Tuesday, October 07, 2003

S. Korea, Turkey, and Japan

Turkey and Japan are sending troops to Iraq soon.

Turkey's government yesterday voted to ask Parliament to send soldiers to Iraq, a move that could ease the burden of U.S. operations there and help mend frayed relations with Washington.

If Parliament agrees, Turkey will become the first predominantly Muslim nation to contribute troops to the U.S.-led coalition. But many lawmakers who had opposed the war in Iraq rejected the idea of sending troops to aid reconstruction.

Hoping to win over critics, Prime Minister Recep Tayyip Erdogan was to address members of his party today ahead of a parliamentary vote that could come as soon as later that day.

In a related development, the Japan Times newspaper in Tokyo reported yesterday that Japan will dispatch an advance unit of troops to Iraq as early as December to support the rehabilitation of the country.

Prime Minister Junichiro Koizumi will outline the plan when President Bush visits Tokyo on Oct. 17.

South Korea may soon send troops as well.

A South Korean fact-finding team sent to Iraq to study security after a U.S. request for combat troops said Monday Baghdad and parts of central Iraq remained dangerous but the north and south of Iraq were stabilizing.

The United States asked South Korea last month to send combat troops to help stabilize post-war Iraq. South Korean media have said Washington wants about 5,000 troops and a decision by the end of this month. It has not said where it wants the force.
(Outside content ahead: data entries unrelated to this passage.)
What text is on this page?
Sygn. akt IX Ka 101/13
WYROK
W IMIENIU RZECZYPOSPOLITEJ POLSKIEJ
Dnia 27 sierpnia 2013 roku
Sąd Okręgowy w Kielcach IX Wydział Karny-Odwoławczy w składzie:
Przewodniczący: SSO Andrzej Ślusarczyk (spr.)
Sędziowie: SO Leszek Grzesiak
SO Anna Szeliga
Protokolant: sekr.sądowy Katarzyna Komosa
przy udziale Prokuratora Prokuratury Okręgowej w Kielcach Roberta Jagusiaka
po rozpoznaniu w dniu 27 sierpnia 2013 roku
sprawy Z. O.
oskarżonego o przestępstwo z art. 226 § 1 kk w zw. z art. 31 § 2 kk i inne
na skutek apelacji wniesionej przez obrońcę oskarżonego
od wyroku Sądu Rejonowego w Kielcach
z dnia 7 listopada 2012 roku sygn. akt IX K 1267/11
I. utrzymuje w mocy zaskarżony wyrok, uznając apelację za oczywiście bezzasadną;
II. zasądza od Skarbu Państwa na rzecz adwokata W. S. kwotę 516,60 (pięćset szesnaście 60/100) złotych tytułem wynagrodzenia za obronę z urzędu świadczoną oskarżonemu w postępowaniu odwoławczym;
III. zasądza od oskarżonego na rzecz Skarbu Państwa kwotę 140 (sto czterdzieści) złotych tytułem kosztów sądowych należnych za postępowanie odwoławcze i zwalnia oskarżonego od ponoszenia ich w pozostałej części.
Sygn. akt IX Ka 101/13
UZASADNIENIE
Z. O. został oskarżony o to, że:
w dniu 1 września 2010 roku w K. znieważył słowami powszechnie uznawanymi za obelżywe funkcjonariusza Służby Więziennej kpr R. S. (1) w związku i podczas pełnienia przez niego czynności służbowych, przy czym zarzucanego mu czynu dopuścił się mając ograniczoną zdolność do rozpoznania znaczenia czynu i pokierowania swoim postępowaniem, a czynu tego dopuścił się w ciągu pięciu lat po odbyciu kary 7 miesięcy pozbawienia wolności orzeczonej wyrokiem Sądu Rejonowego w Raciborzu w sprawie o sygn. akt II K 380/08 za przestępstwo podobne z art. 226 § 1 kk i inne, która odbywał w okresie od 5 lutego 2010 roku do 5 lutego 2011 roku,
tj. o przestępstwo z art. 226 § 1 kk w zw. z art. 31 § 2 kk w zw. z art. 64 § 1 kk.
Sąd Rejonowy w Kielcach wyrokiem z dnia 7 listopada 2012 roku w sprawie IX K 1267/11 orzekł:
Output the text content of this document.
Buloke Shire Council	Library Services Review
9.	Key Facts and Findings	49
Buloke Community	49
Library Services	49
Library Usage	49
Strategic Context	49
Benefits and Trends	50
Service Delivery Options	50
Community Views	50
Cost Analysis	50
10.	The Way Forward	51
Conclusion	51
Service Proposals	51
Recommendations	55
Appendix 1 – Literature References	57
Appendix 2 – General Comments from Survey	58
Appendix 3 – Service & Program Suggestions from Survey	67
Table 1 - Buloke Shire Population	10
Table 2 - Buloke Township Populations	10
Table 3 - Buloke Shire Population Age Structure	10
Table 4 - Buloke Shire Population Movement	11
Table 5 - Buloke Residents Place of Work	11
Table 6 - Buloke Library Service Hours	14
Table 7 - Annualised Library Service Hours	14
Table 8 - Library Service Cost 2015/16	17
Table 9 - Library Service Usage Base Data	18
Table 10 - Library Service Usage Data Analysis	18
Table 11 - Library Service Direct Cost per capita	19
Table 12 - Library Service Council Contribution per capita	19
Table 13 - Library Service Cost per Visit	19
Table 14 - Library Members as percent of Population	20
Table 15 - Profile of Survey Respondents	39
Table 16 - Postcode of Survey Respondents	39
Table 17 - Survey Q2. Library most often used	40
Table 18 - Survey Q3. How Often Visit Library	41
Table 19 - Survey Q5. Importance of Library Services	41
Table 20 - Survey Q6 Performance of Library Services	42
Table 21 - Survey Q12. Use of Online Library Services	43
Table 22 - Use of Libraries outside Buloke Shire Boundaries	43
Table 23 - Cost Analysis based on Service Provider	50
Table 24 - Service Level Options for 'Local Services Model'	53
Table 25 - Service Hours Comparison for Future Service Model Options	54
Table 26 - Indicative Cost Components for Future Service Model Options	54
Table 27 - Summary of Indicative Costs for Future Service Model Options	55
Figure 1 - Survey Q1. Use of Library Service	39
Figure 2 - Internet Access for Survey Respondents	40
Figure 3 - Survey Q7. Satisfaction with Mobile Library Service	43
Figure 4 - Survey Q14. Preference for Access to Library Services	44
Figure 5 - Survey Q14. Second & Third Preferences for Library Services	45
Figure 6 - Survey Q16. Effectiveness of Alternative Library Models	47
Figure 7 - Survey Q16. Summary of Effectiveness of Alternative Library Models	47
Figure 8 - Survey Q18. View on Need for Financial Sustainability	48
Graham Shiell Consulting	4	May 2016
"Security-wise, Baghdad and central and north-central Iraq are still dangerous, but the north and the south are stabilizing and the danger of terror attacks is gradually decreasing," said Brigadier-General Kang Dae-young, leader of the mission.

Kang's 12-member fact-finding team, which presented its findings to President Roh Moo-hyun on Saturday, said the risk of attacks on non-U.S. troops and on soldiers engaged in humanitarian projects appeared to be minimal.